Syntiant’s Speech Recognition Chip Certified for Alexa
Syntiant, an AI chip start-up based in Irvine, California, received the news on August 7 that its Neural Decision Processors (NDP), NDP100 and NDP 101, have been certified by Amazon. This allows the integration of the chips into a variety of Alexa-based devices.
The company is already well supported by a number of heavyweight tech investors including Amazon’s Alexa Fund, Intel, Microsoft’s M12 Venture Fund and Robert Bosch Venture Capital GmbH. To date, Syntiant has raised US$30 million.
Clearly, being certified by Amazon is another major coup for the company and will enable device OEMs to offer a built-in “always-on” Alexa listening experience in even the most power-sensitive battery-powered devices including earbuds and Bluetooth headsets, smartwatches, IoT sensors, and remote control devices as well as introducing voice control into other entirely new form-factor devices.
This will considerably expand the Amazon Echo ecosystem and offers a potentially huge market opportunity for Syntiant.
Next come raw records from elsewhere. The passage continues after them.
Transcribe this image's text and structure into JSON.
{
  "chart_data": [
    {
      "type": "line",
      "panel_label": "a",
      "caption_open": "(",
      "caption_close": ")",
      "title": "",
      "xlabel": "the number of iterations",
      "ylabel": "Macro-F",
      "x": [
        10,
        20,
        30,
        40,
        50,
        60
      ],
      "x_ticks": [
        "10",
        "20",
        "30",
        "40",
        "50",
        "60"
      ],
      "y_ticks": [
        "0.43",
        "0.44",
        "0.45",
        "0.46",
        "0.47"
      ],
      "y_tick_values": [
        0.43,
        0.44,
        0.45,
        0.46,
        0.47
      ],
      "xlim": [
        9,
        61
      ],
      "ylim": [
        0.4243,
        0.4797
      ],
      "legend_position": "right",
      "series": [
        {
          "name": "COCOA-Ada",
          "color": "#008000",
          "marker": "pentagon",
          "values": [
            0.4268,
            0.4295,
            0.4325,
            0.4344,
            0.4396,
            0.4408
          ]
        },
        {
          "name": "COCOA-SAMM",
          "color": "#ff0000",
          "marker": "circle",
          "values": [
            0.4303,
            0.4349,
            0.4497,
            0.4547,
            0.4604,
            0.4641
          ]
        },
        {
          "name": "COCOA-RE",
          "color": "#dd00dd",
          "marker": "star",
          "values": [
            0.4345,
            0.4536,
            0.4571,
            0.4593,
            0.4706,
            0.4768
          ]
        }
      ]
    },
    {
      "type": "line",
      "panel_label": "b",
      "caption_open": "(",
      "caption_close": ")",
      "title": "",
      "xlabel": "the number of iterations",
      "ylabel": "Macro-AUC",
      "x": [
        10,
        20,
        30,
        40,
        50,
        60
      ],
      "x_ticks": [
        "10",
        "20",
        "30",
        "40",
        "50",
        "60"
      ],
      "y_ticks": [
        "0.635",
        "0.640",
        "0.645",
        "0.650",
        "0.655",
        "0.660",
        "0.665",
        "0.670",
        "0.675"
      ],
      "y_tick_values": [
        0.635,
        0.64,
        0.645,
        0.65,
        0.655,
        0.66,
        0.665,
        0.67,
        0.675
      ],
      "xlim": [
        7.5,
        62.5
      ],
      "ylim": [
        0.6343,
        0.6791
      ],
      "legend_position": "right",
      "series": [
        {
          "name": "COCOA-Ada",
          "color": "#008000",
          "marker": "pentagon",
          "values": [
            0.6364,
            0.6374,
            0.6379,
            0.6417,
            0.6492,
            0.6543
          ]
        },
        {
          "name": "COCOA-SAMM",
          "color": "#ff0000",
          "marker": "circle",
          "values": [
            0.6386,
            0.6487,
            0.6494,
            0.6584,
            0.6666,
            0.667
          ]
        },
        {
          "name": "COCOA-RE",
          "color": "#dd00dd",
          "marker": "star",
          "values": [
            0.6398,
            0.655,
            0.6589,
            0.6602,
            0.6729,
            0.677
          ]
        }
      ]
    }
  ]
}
Counterpoint forecasts that the wireless hearables market alone will grow to 175 million units globally by 2021.
Interestingly, Syntiant already has a partnership with earbud vendor Bragi, who is using Syntiant’s processors in its wireless earbuds and in May it announced that it is also working with Taiwanese gaming company MSI to introduce “voice in-game” features via Amazon Alexa.
Let us take a closer look at the newly certified Syntiant products. The NDP10x series of speech and audio processors are custom built to run neural workloads. They are primarily designed for integration into various types of voice and audio-enabled devices. According to Syntiant, the processors can recognize up to 64 words or other sensor patterns while consuming just 150 microwatts. The company claims that this is a 200-fold improvement over what a typical microcontroller can offer.
With dimensions of just 1.4 mm x 1.8 mm, the chip is supplied in a 12 ball WLBGA package and is typically connected directly to a digital microphone which triggers a larger, usually sleeping, system within a device (Exhibit 1). Once awake, this system interrogates the NDP100 to determine which wake word or command it heard. The chip also has a three-second audio buffer in case the system needs to catch up on what was said during its wakeup routine.
As with most AI ASICs, the chip only performs inferencing. Training happens in the cloud using Google’s TensorFlow software library with the resultant neural network parameters programmed directly into the chip as firmware using Syntiant’s proprietary algorithms. The inference engine can classify 100 words per second.
Exhibit 1: Syntiant’s NDP100 voice-recognition chip
Syntiant’s technology is based on “processor-in-memory” architecture, and it is one of a small band of start-ups focused on developing an all-analog memory computing solution. However, its first products, the NDP10x series of processors use digital multiply-accumulate (MAC) units rather than flash memory-based multipliers.
Performing computation “in-memory” eliminates both the memory bandwidth and memory power penalties normally associated with CPU-based processors, resulting in significant reductions in overall power consumption. Other start-us involved in this space include Mythic and Gyrfalcon, but Syntiant seems to be the only company focused on low-power audio applications.
In future products, the company intends to replace the digital MACs with low precision but very accurate analog MACs which should result in further, and possibly significant, power savings. This will make its chips even better suited to ultra-low-power applications. However, mass-producing an analog-based design presents its own set of challenges, which is perhaps why Syntiant initially opted for a digital MAC design.
The company is also developing a 20 TOPS/Watt NPD chip to process video which should be sampling in H2 2019 and should enable it to expand into more markets.
Exhibit 2: Syntiant NDP 100 architecture
Syntiant is one of ten AI chip start-ups profiled in Counterpoint Research’s upcoming report on the AI chip start-up market. Other companies profiled include Efinix, FlexLogix, Graphcore, Gyrfalcon, Habana Labs, Mythic, ThinCI and Wave Computing.